EBONY: Father’s Day just passed.  What was it like growing up with your dad?

TJ: My dad is my step-dad.  He’s Puerto Rican.  My dad is so dope because whenever you take care of somebody else child as yours, I think that just shows the kind of man that he is.  I use to watch him shave.  I always used an electronic razor and he always used a regular razor.  So we never shaved together because it was just a different type of facial hair texture.  But now I’m happy that there is a product that we both can use.  I might go back home and use it with him just for old time sake.

EBONY: There are a lot of black fathers that get a bad wrap.  Although there are men that are not fathering their children there are also amazing men like your stepfather that may take care or mentor children that are not their own.  As a child who grew up with that experience what would you say to them?

TJ: Steve Harvey does a mentoring weekend for young boys.  He does it over Father’s Day weekend.  He does it with boys that are coming from single parent households.  He exposes them to men and what it takes to be a man.  What he always says at the weekend is that women can raise a man but you have to have men in your life to learn certain things.  You can only learn being a man truly from being a man.  So for all the fathers out there that step up to the plate, that handle their responsibilities, who take care of their kids or take of someone else’s kids or even a coach or if you’re someone in the community where they help other kids to be men I just tip my hat off to you and wish you a happy fathers day. 
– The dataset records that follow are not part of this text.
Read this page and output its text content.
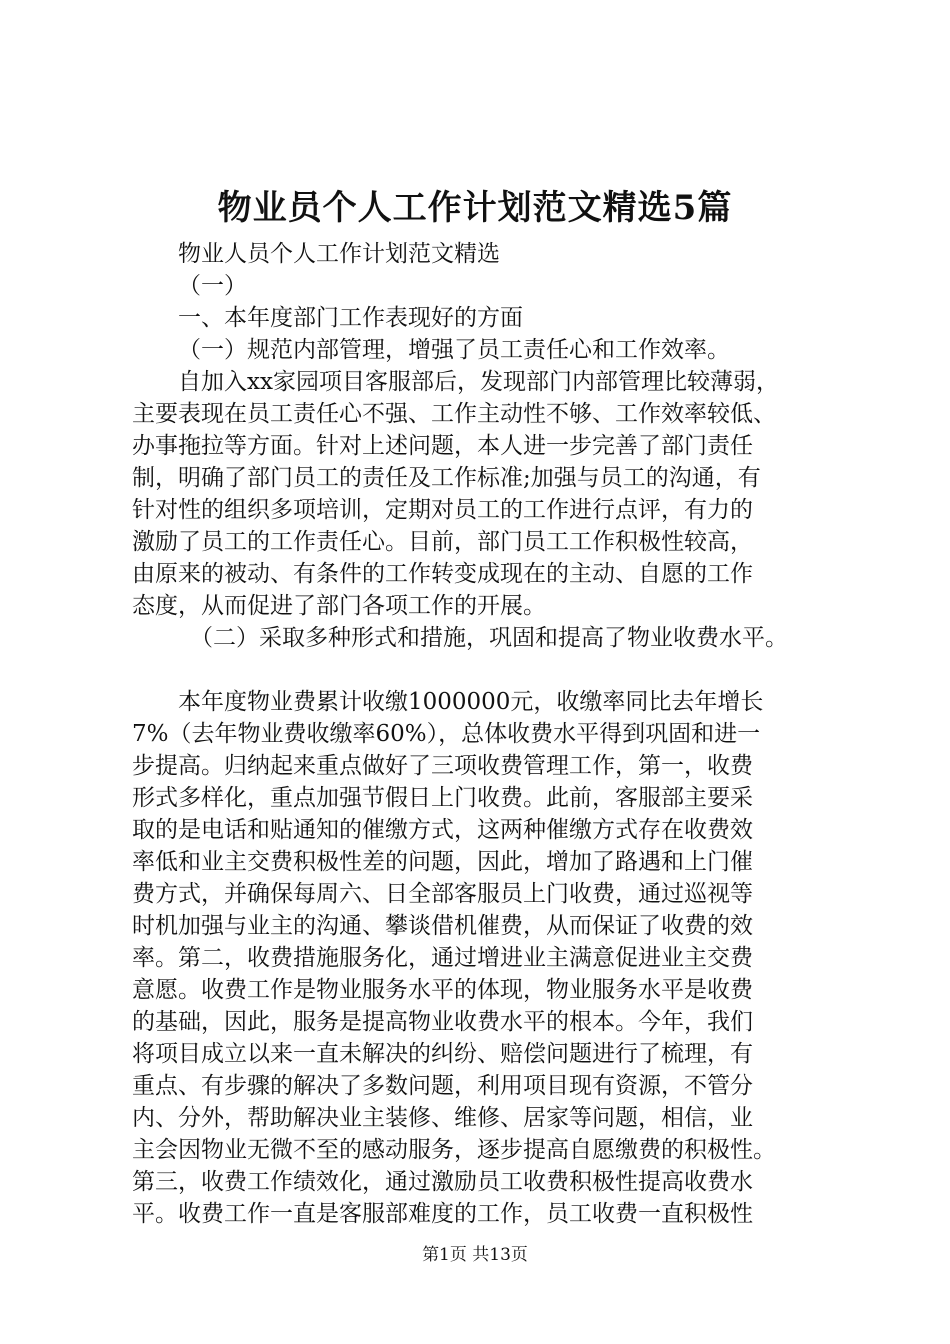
物业员个人工作计划范文精选5篇
物业人员个人工作计划范文精选
（一）
一、本年度部门工作表现好的方面
（一）规范内部管理，增强了员工责任心和工作效率。
自加入xx家园项目客服部后，发现部门内部管理比较薄弱，
主要表现在员工责任心不强、工作主动性不够、工作效率较低、
办事拖拉等方面。针对上述问题，本人进一步完善了部门责任
制，明确了部门员工的责任及工作标准;加强与员工的沟通，有
针对性的组织多项培训，定期对员工的工作进行点评，有力的
激励了员工的工作责任心。目前，部门员工工作积极性较高，
由原来的被动、有条件的工作转变成现在的主动、自愿的工作
态度，从而促进了部门各项工作的开展。
（二）采取多种形式和措施，巩固和提高了物业收费水平。
本年度物业费累计收缴1000000元，收缴率同比去年增长
7%（去年物业费收缴率60%），总体收费水平得到巩固和进一
步提高。归纳起来重点做好了三项收费管理工作，第一，收费
形式多样化，重点加强节假日上门收费。此前，客服部主要采
取的是电话和贴通知的催缴方式，这两种催缴方式存在收费效
率低和业主交费积极性差的问题，因此，增加了路遇和上门催
费方式，并确保每周六、日全部客服员上门收费，通过巡视等
时机加强与业主的沟通、攀谈借机催费，从而保证了收费的效
率。第二，收费措施服务化，通过增进业主满意促进业主交费
意愿。收费工作是物业服务水平的体现，物业服务水平是收费
的基础，因此，服务是提高物业收费水平的根本。今年，我们
将项目成立以来一直未解决的纠纷、赔偿问题进行了梳理，有
重点、有步骤的解决了多数问题，利用项目现有资源，不管分
内、分外，帮助解决业主装修、维修、居家等问题，相信，业
主会因物业无微不至的感动服务，逐步提高自愿缴费的积极性。
第三，收费工作绩效化，通过激励员工收费积极性提高收费水
平。收费工作一直是客服部难度的工作，员工收费一直积极性
第1页 共13页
EBONY: You have been consistently seen with the same woman in the press [Selita Ebanks].  Do you have any plans for marriage and fatherhood in your own future?

TJ: I don’t know how I’m going to be as a father.  I am a new uncle.  So I now officially have my first real niece.  So let me try to change some of her diapers first before I start telling what I’m going to do because you know I have no idea.  When I start hearing that screaming and start having to change the boo boo. I don’t know how I’m going to act as a father. But the aspiration is marriage and kids, building a family and leaving a legacy. 
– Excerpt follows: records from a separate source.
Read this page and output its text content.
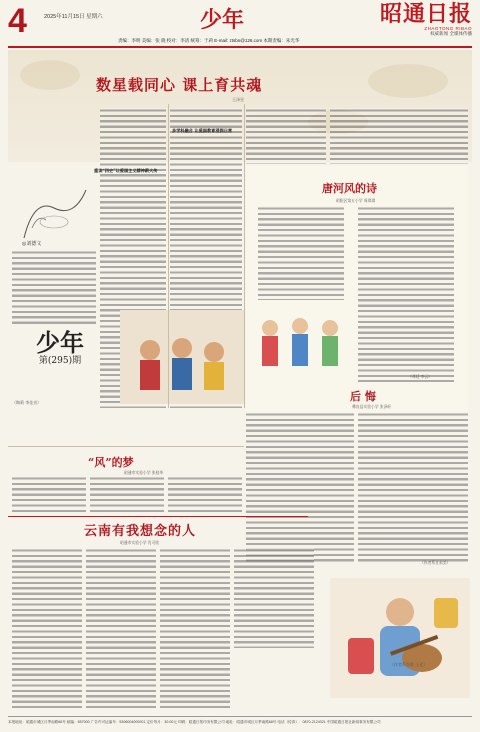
4	2025年11月15日 星期六	少年	昭通日报
ZHAOTONG RIBAO
权威新闻 全媒体传播
责编：李明 美编：张 晓 校对：李清 统筹：于莉 E-mail: ztsbn@126.com 本期责编：朱光华
数星载同心 课上育共魂
王泽昱
重读“四史”让爱国主义精神薪火传
多学科融合 让爱国教育浸润日常
◎刘德文
少年
第(295)期
（陶莉 李佳音）
唐河风的诗
昭阳区第五小学 周琪琪
（邓廷 李云）
后 悔
彝良县实验小学 张泽轩
（作者系甘肃美）
“风”的梦
昭通市实验小学 张桂华
云南有我想念的人
昭通市实验小学 肖可欣
（作者系蔡敬 王光）
本报地址：昭通市城区月季南路68号 邮编：657000 广告许可证编号：5306004000001 定价每月：30.00元 印刷：昭通日报印务有限公司 地址：昭通市城区月季南路68号 电话（传真）：0870-2124321 中国昭通日报社新闻事务有限公司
EBONY: You have a lot of projects coming out in the next few months such as "Sparkle" where you worked with the late Whitney Houston.  What was that experience like?
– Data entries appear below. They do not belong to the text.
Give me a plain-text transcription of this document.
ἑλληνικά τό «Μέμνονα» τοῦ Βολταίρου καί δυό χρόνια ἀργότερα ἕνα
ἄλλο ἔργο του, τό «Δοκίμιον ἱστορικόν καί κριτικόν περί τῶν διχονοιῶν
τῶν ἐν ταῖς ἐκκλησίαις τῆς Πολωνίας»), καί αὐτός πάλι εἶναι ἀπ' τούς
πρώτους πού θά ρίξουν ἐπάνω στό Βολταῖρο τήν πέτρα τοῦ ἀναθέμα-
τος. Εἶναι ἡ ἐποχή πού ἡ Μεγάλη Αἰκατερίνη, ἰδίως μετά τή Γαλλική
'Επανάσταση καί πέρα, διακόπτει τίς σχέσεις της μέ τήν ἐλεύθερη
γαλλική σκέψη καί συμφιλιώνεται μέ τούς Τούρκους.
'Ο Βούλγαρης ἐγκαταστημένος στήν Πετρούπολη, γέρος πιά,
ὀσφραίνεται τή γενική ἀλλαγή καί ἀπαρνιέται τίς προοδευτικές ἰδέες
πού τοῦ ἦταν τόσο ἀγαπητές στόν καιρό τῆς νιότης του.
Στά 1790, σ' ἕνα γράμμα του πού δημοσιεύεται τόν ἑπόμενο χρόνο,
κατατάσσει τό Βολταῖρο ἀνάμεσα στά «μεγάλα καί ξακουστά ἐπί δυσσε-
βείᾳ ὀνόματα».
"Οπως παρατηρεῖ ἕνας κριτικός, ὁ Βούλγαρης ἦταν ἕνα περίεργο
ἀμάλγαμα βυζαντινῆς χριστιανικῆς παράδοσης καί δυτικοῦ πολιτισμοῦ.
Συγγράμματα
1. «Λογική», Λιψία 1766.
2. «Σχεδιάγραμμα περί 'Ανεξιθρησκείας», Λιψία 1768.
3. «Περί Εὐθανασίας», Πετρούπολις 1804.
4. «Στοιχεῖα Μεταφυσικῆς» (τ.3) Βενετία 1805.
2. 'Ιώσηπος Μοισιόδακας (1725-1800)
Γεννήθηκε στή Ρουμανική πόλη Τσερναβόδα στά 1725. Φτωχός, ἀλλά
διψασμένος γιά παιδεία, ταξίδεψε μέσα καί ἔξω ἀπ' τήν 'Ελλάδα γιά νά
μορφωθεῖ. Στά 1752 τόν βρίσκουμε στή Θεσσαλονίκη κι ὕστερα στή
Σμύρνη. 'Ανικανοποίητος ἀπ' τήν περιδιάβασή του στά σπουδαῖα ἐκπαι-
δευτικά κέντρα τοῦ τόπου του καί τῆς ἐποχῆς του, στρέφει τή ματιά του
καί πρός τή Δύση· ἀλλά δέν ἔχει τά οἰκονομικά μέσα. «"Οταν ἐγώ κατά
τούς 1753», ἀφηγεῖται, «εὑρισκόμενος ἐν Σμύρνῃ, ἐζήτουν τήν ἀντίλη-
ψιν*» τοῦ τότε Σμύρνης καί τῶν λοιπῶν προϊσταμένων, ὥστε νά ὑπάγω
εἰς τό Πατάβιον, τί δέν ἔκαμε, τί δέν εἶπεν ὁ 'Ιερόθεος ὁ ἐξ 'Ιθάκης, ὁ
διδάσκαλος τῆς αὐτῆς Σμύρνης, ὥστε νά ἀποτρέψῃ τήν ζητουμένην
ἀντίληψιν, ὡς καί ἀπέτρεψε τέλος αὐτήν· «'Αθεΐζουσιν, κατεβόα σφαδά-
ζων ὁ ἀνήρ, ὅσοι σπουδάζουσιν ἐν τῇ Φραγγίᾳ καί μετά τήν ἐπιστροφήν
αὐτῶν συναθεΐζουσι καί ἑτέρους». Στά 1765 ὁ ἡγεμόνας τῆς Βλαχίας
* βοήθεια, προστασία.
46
TJ: Worked with is a little bit generous.  It was an amazing opportunity.  I’ve been a fan of hers my entire life.  I actually bumped in to her my first day on set.  I almost knocked her down.   My first reaction was that I wanted to take a photo, but I didn’t because I didn’t want to be a groupie.  I thought I would have that opportunity later at the red carpet premiere.  I’ll never have that opportunity now.  It’s something that I’ll always remember.  It’s something that I will always apply moving forward.  When you meet somebody, you should just never take it for granted.  We as humans in this world of twitter and social media we tear people down and we have such a tendency to give people their flowers when they are no longer breathing.  So I’ll never take for granted somebody’s time.  If I could go back I would have told her how much I loved her and how much she means to me and how much her music and her movies inspired me.  I won’t get that opportunity again but I’ll be sure to do that moving forward.

EBONY: What is your role like in "Sparkle" and what’s next for you in your career?

TJ: I play the club owner slash greasy promoter.  I have a super duper funny scene with Cee-Lo Green.  We actually open up the film.  It’s a lot of fun.  The movie is pretty closely based off the original with some really fun new twist.  Battle of the year is the next film that stars Chris Brown, Laz Alonso, Josh Holloway,  and my man Sway.  We shot it in France.  People are going to love it. Beyond that I got some really big surprises for you guys.  Right now I’m so focused on charity.  I think I might take another trip back to Haiti.  I even want to go to Africa for the first time.  I really want to grow as a philanthropist and grow as a man.